I think this airline is growing too fast for its own good!
They are servicing a network of what 33 stations with a fleet of 17 planes (12 ATR's and 5 A320's). Averaging out to 2 stations serviced by each aircraft. Compare this to the full service 9W
which services 42 stations with 42 aircraft (domestic fleet). This means that the network is very thinly spread out with many stations recvg less than a even one daily flight. This is a very high cost model as it costs a lot to maintain a station. it is important for a low cost carrier to maximise flights and revenues from each station and this can happen only if there are multiple daily flights to a station.
on the other hand is full service, but still low cost. According to myu research, over 60% of their stations on their network see atleast 3 flights daily. Some routes like BOM-BLR have upto 7 flights daily!! This helps them keep costs low.

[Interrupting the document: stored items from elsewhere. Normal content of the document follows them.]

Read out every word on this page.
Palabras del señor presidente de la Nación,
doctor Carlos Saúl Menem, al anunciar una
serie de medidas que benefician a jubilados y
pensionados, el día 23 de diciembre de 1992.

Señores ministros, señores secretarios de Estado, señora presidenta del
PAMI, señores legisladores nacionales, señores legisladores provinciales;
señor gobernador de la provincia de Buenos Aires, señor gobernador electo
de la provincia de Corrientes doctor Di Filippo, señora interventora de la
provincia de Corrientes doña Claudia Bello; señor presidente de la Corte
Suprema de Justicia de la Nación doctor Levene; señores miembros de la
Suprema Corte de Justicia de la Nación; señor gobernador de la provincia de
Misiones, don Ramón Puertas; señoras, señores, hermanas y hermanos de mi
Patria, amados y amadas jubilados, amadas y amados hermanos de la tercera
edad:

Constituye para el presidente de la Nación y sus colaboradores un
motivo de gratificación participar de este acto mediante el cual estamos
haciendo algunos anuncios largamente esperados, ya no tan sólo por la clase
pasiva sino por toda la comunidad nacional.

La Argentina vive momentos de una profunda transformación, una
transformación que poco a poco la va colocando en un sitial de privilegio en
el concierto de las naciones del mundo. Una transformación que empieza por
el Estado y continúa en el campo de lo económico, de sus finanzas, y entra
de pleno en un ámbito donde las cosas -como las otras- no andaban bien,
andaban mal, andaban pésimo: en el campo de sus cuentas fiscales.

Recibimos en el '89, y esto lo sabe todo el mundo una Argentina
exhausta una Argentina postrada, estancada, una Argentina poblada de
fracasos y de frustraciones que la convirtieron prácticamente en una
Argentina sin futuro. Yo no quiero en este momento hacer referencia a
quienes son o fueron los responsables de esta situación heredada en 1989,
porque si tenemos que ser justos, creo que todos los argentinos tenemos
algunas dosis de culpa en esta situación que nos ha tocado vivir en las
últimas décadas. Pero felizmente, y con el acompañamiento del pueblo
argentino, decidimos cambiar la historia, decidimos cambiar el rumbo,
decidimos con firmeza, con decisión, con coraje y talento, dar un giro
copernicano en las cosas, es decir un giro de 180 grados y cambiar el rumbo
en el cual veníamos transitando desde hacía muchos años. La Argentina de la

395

DN on the other hand is basically resurrecting part fo the Vayudoot idea by flying to stations like Kolhapur, Jolly Grant and other small towns. This is keeping costs high. Despite these high costs, DN is under severe pressure to cut fares. They have already gone 30% below KF
on the 2 routes they compete on. and atleast 6 seats on each Airbus and 3 seats on each ATR are being sold at the Re.1 fare! How are they going to make money? And with the state owned IC
coming out with its own LCC, India Shuttle (a shockingly great idea and seemingly great business plan: i find it hard to believe it is coming from the Govt of India!!)
I would invest in Deccan ONLY if i see some tangible moves towards seriosuly cutting costs.